20 December 2023
The Nutty Series: American chestnut
‘Chestnuts roasting on an open fire / Jack Frost nipping at your nose / Yuletide carols being sung by a choir / And folks dressed up like Eskimos.’
— NPR: The Story Behind the Christmas Song
Despite the popularity of The Christmas Song, you’ll never find nuts of the American chestnut in the wild. By the time The Christmas Song was written in 1945 mature American chestnuts were nearly gone from North America. Today there are so few surviving mature trees that Wikipedia lists only 25 locations though people are always searching.
American chestnuts (Castanea dentata) used to be more abundant than oaks within their native range.
Then in the late 1800s someone imported Japanese chestnut trees that had chestnut blight. Asian chestnuts are immune, American trees are not. First noticed at the Bronx Zoo in 1904, chestnut blight spread quickly and nothing could stop it. By 1950 mature American chestnut trees were gone throughout their range.
Chestnut blight is caused by a fungus that kills the above-ground portion of the tree by getting under the bark and girdling the trunk.
The stump lives and sends up seedlings though they die as saplings. The process repeats — seedlings, sapling, death. Most stumps are at least a hundred years old.
To find a chestnut in the woods I look for the leaves at knee height. The photo below shows a typical American chestnut stump with seedlings. This one has a dead sapling as well.
For over 70 years arborists have been searching for a cure for chestnut blight and trying to breed immune American chestnuts. They have crossed the American chestnut with Chinese chestnuts, then back-crossed the hybrid to another American chestnut. These efforts, supported by The American Chestnut Foundation among many others, take decades to realize any success.
There are several experimental orchards in Pennsylvania.

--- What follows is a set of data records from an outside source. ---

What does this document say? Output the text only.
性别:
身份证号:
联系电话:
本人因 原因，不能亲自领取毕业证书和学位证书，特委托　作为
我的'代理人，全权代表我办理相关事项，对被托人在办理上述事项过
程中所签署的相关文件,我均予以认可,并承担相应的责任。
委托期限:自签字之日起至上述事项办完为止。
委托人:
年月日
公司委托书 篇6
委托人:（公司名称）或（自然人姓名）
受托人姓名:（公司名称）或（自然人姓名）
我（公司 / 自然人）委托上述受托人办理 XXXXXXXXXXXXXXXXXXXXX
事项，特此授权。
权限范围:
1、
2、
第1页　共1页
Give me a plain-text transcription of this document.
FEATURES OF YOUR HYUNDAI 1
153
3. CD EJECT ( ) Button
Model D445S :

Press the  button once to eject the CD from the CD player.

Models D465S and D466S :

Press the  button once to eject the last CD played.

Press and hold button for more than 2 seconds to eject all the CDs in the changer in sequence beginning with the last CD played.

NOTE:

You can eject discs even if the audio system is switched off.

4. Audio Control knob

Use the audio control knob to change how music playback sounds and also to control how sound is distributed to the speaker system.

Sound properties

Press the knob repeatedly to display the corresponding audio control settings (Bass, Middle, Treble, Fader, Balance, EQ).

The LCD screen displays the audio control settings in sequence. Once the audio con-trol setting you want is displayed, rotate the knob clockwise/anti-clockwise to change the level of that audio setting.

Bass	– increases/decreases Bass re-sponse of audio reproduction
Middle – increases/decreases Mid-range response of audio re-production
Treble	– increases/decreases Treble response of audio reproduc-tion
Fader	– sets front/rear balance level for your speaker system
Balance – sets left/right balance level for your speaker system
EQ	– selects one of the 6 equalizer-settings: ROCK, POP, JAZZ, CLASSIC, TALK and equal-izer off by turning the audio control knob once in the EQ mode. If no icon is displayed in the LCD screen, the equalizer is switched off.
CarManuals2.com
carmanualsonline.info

All are protected from deer.
Arborists collect the nuts, not to roast but to plant, so we’ll have more chestnuts some day.
As potentially successful hybrids become available, they are planted more widely — still in protected areas — to test their immunity and build back the chestnut population.
At these locations the leaves are above knee height.
Perhaps in one to two hundred years the nuts of American chestnuts will be easy to find and we’ll appreciate the first phrase of The Christmas Song again.
(credits are in the captions)
We lived in central Virginia for many years. Good friends of ours had a property just outside the boundaries of the Shenandoah National Park. Two of the known 100 American chestnut trees in Virginia were on their property. Every year, people from the forestry service came to collect pollen from those blight resistant trees to use in development of more blight resistant chestnut trees. Our friends were delighted to be the keepers of such a valuable botanical legacy.